Thursday, October 20, 2022

Infinity in the Palm of Her Hand by Gioconda Belli

"If we hadn't eaten the fruit," she said, looking Adam in the eye, "I would never have tasted a fig, or an oyster. I wouldn't have seen the Phoenix rise form its ashes. I wouldn't have known night. I wouldn't have learned that I feel alone when you leave me, and I wouldn't have felt how my body--so cold, even in the heart of the fire--filled with warmth when I heard you calling me. I would have gone on seeing you naked without being disturbed. I would never have known how much I like it when like a fish you slip inside me to invent the ocean."

In the beginning, God created the heavens and the earth. Well, maybe you've heard that part of the story. On the sixth day he made man, and then he made woman--although maybe that's pretty well-worn territory, too. But what that story doesn't tell you is that Adam and Eve had not only sons, but daughters, written out of the Creation story in favor of their twin brothers Cain and Abel. Gioconda Belli's Infinity in the Palm of Her Hand is a retelling of the Adam and Eve story with a feminist slant, a version of Genesis in which the woman is responsible for the Fall, but for the regeneration, too, of mankind.

Belli's God, called Elokim, is distant and mercurial, rarely speaking to his creations directly. Instead, he leaves it up to the Serpent to interpret his will for him. The Serpent, who describes herself as a kind of Eve to Elokim's Adam--his long-suffering companion--describes a God that barely understands his own motivations in making humankind, a God who suffers from a great loneliness but also piques of stubborn jealousy. From speaking to the Serpent, and through her own visions, Eve comes to understand that it is Elokim's will that, after the fall, humankind makes its way back to the state of grace from which it was expelled. In her role as mother, Eve shares with Elokim a capacity for creation, a capacity which evokes awe and jealousy from Adam, and which brings forth the lineage of humankind Belli calls history. What Eve comes to understand through her difficult post-Eden life is that the very gifts for which she forsook Eden by eating the apple will be the gifts that lead her, and by extension us, back to grace: knowledge and freedom. For Milton, the Fall was the origin of all the bad things in the world, but for Belli, the Fall ushers it its own resolution and points toward a possible world in which human beings have knowledge and freedom as well as peace and prosperity.

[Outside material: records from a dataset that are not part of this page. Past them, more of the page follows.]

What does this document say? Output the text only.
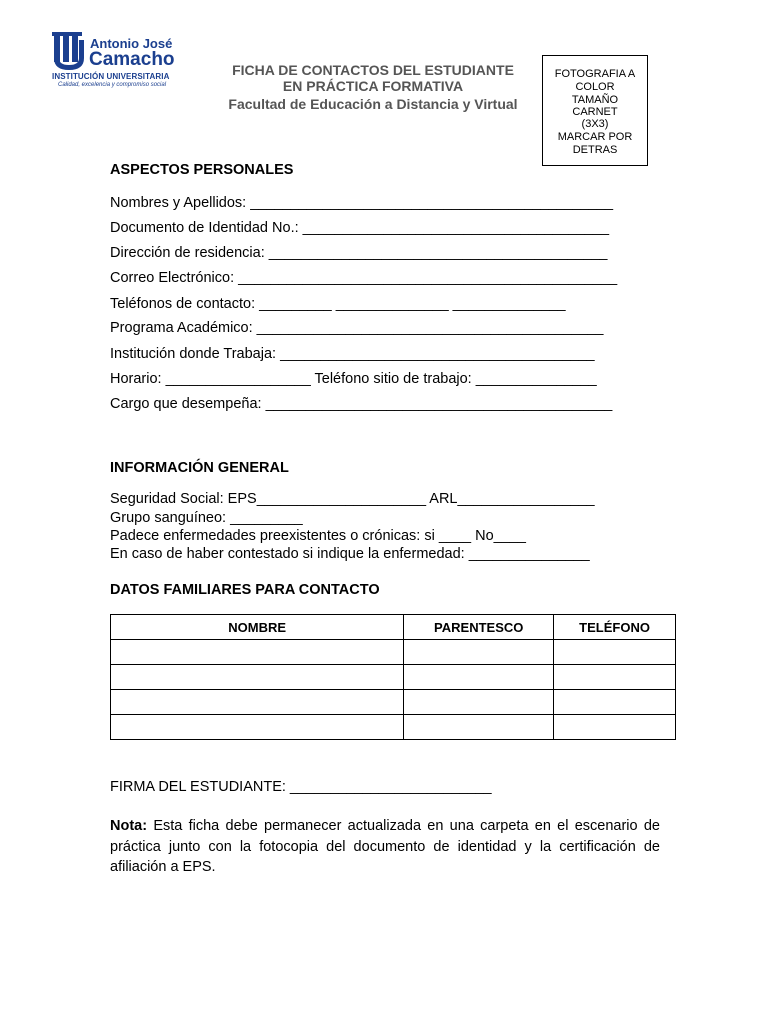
Antonio José
Camacho
INSTITUCIÓN UNIVERSITARIA
Calidad, excelencia y compromiso social
FICHA DE CONTACTOS DEL ESTUDIANTE
EN PRÁCTICA FORMATIVA
Facultad de Educación a Distancia y Virtual
FOTOGRAFIA A
COLOR
TAMAÑO
CARNET
(3X3)
MARCAR POR
DETRAS
ASPECTOS PERSONALES
Nombres y Apellidos: _____________________________________________
Documento de Identidad No.: ______________________________________
Dirección de residencia: __________________________________________
Correo Electrónico: _______________________________________________
Teléfonos de contacto: _________ ______________ ______________
Programa Académico: ___________________________________________
Institución donde Trabaja: _______________________________________
Horario: __________________ Teléfono sitio de trabajo: _______________
Cargo que desempeña: ___________________________________________
INFORMACIÓN GENERAL
Seguridad Social: EPS_____________________ ARL_________________
Grupo sanguíneo: _________
Padece enfermedades preexistentes o crónicas: si ____ No____
En caso de haber contestado si indique la enfermedad: _______________
DATOS FAMILIARES PARA CONTACTO
NOMBRE	PARENTESCO	TELÉFONO

FIRMA DEL ESTUDIANTE: _________________________
Nota: Esta ficha debe permanecer actualizada en una carpeta en el escenario de práctica junto con la fotocopia del documento de identidad y la certificación de afiliación a EPS.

In the meantime, Belli's Adam and Eve must make their way together in a world for which neither has any guidance. Adam, used to animals eating from the palm of his hand, is nearly mauled to death by a bear. Pregnant Eve, having no idea what awaits her, imagines monsters bursting from her exploded body. When night falls for the first time, neither knows whether the sun will return. When winter comes, there is no guarantee that spring arrive again. Together they face the world's first ethical quandaries--Adam is driven to kill and cook meat to ensure his partner's survival; Eve finds it wrong.

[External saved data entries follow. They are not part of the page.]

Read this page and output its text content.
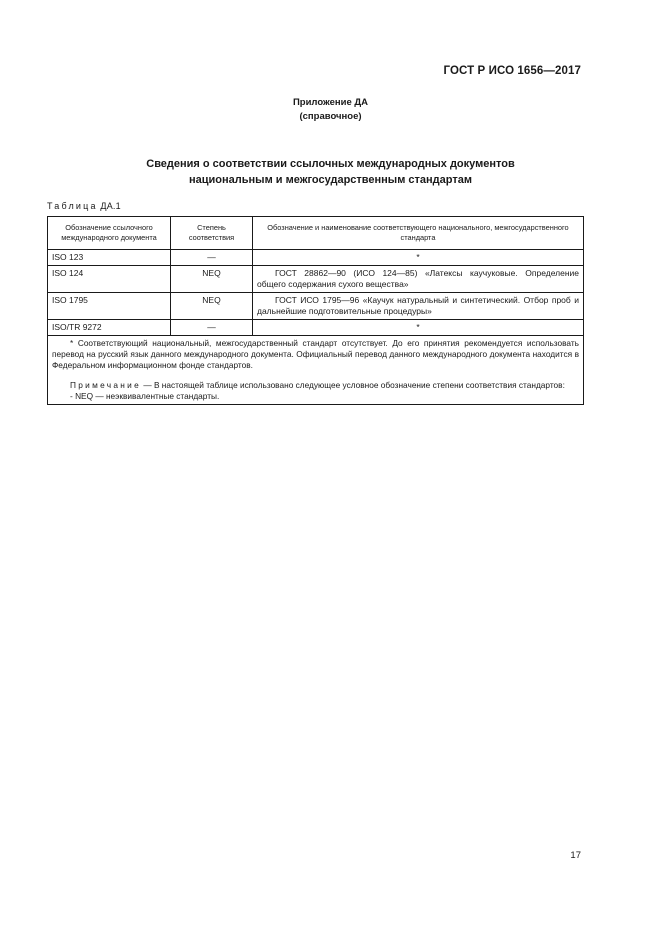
ГОСТ Р ИСО 1656—2017
Приложение ДА
(справочное)
Сведения о соответствии ссылочных международных документов
национальным и межгосударственным стандартам
Таблица ДА.1
Обозначение ссылочного международного документа	Степень соответствия	Обозначение и наименование соответствующего национального, межгосударственного стандарта
ISO 123	—	*
ISO 124	NEQ	ГОСТ 28862—90 (ИСО 124—85) «Латексы каучуковые. Определение общего содержания сухого вещества»
ISO 1795	NEQ	ГОСТ ИСО 1795—96 «Каучук натуральный и синтетический. Отбор проб и дальнейшие подготовительные процедуры»
ISO/TR 9272	—	*

* Соответствующий национальный, межгосударственный стандарт отсутствует. До его принятия рекомендуется использовать перевод на русский язык данного международного документа. Официальный перевод данного международного документа находится в Федеральном информационном фонде стандартов.

Примечание — В настоящей таблице использовано следующее условное обозначение степени соответствия стандартов:

- NEQ — неэквивалентные стандарты.		

17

The greatest change Belli makes to the story of Genesis is probably the introduction of the two daughters. Cain and Abel are both twins: Cain to the beautiful Luluwa, Abel to the homely Aklia. Elokim commands Adam and Eve to mate Cain with Aklia and Abel to Luluwa, which evokes Cain's anger. The first murder, then, is not about a sacrifice--or not only--but about Cain's jealousy and possessiveness toward a woman he considers his property. Toxic masculinity is baked into the very beginning of the human world. (There is an essentialism to Belli's ideas about gender that seems a little outre today.) Luluwa follows Cain to Nod and is written out of history, but Aklia's fate is stranger: she is drawn to the apes of the forest and follows them, becoming the first ancestor in human evolution. It's a clever way of uniting myth and modern knowledge, but it's also a representation of Belli's circular model of creation: Eve turns out to be the last human, not the first, the end stage toward which all of Aklia's descendants move.

With the addition of Nicaragua, my "countries read" list is now up to 72!